Dans le cas où, au cours d’une même année scolaire, l’enfant dont la famille est concernée par un contrat de responsabilité parentale, commet de nouveaux actes irrespectueux des valeurs de la République, le président du conseil général, après avoir mis les personnes responsables de l’enfant en mesure de présenter leurs observations, saisit le directeur de l’organisme débiteur des prestations familiales, lequel suspend le versement de la part des allocations familiales dues au titre de l’enfant en cause, calculées selon les modalités prévues à l’article L. 552-3-1 du code de la sécurité sociale. Le préfet est informé de cette décision. Le directeur de l’organisme débiteur des prestations familiales informe le préfet, l’inspecteur d’académie ainsi que le président du Conseil général de la date de mise en œuvre de cette suspension. Il en informe aussi les personnes responsables de l’enfant ainsi que des dispositifs d’accompagnement parental auxquels elles peuvent avoir recours.

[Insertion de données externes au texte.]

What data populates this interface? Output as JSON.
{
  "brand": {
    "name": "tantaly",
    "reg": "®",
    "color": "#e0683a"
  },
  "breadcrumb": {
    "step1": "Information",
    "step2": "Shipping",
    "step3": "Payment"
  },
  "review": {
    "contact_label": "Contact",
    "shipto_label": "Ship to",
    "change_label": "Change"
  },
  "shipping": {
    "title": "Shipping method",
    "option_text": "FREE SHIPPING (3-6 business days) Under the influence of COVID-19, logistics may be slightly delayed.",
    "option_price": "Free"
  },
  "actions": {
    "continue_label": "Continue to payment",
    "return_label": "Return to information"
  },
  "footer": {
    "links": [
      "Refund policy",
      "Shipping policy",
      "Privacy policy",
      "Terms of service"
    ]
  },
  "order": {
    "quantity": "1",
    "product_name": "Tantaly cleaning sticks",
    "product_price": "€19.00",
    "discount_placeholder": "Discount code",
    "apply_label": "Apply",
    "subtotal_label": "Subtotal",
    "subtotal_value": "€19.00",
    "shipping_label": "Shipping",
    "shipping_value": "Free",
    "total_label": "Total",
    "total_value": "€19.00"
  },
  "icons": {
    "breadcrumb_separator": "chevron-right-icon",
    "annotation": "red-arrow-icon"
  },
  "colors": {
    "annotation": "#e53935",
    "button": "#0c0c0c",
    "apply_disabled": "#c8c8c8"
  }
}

Si, au terme d’une période de six mois à compter de la signature du contrat de responsabilité parentale, aucun comportement remettant en cause les valeurs de la République n’a été constaté pour l’enfant concerné, le président du conseil général saisit l’organisme débiteur des prestations familiales en vue du rétablissement des allocations.

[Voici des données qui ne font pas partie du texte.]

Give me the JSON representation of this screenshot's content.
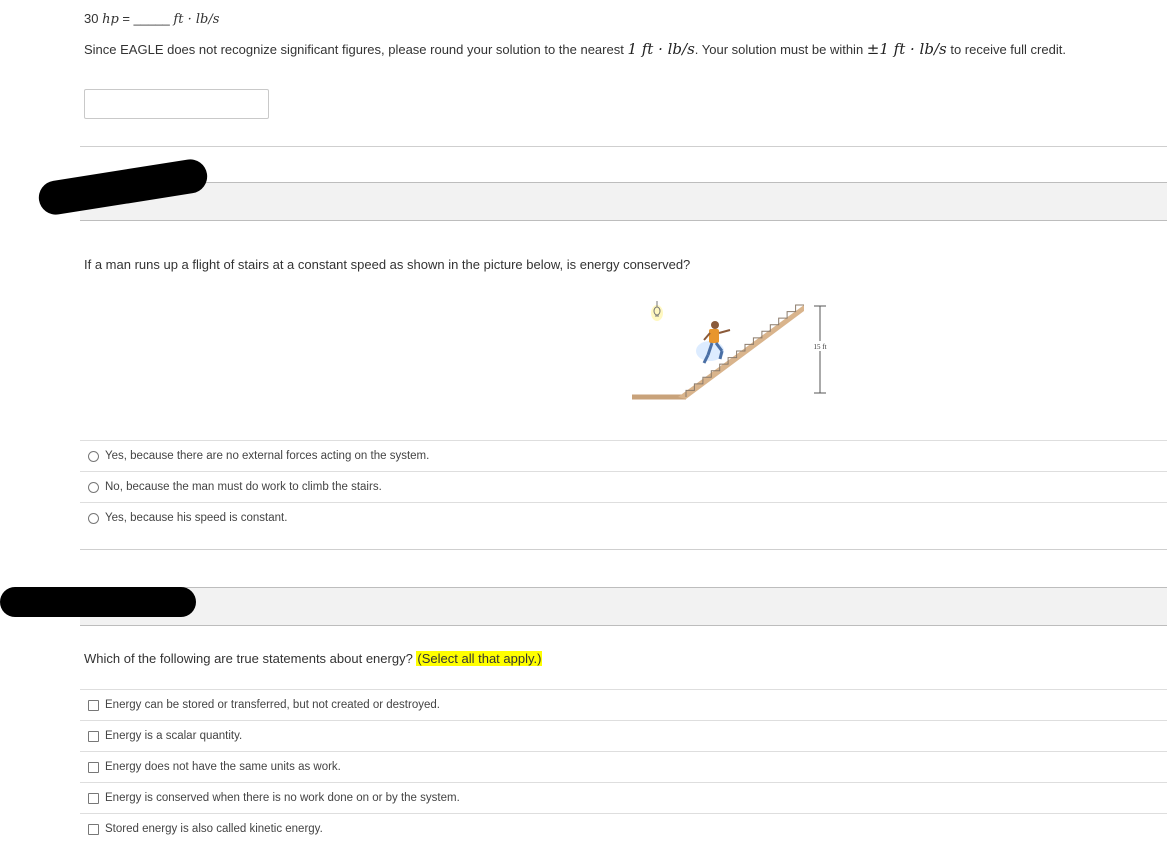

Le rétablissement du versement des allocations familiales est rétroactif. Si, depuis les comportements ayant donné lieu à la suspension, un ou plusieurs actes irrespectueux des valeurs fondamentales de la République ont été constatés, à la demande de l’inspecteur d’académie et après que les personnes responsables de l’enfant ont été mises en mesure de présenter leurs observations, aucun versement n’est dû au titre du ou des mois au cours desquels ces nouveaux actes ont été constatés.

Article 3

Le titre préliminaire du livre IV de la deuxième partie du même code est complété par un article L. 401-5 ainsi rédigé :

« Art. L. 401-5. – Dans chaque école et établissement d’enseignement scolaire public, lors de la première inscription d’un élève, le projet d’école ou d’établissement et le règlement intérieur sont présentés aux personnes responsables de l’enfant par le directeur de l’école ou le chef d’établissement au cours d’une réunion ou d’un entretien. »

Article 4

Après l’article L. 552-2 du code de la sécurité sociale, il est rétabli un article L. 552-3 ainsi rédigé :

« Art. L. 552-3. – En cas de manquement à l’obligation d’avoir un comportement respectueux des valeurs de la République, le directeur de l’organisme débiteur des prestations familiales suspend, sur demande du président du Conseil général, le versement de la part des allocations familiales due au titre de l’enfant en cause, selon les modalités prévues à l’article L. 131-8 du code de l’éducation. Le rétablissement des allocations familiales s’effectue selon les modalités prévues à ce même article. Les modalités de calcul de la part due au titre de l’enfant en cause sont définies par décret en Conseil d’État. »

Article 5

L’article L. 222-4-1 du code de l’action sociale et des familles est rétabli dans la rédaction suivante :

« Art. L. 222-4-1. – Lorsque le président du Conseil général est saisi par l’inspecteur d’académie en cas de comportement irrespectueux des valeurs de la République, tel que défini à l’article L. 131-8 du code de l’éducation, il peut proposer aux parents ou représentants légaux du mineur concerné la signature d’un contrat de responsabilité parentale ou toute autre mesure contractualisée d’accompagnement.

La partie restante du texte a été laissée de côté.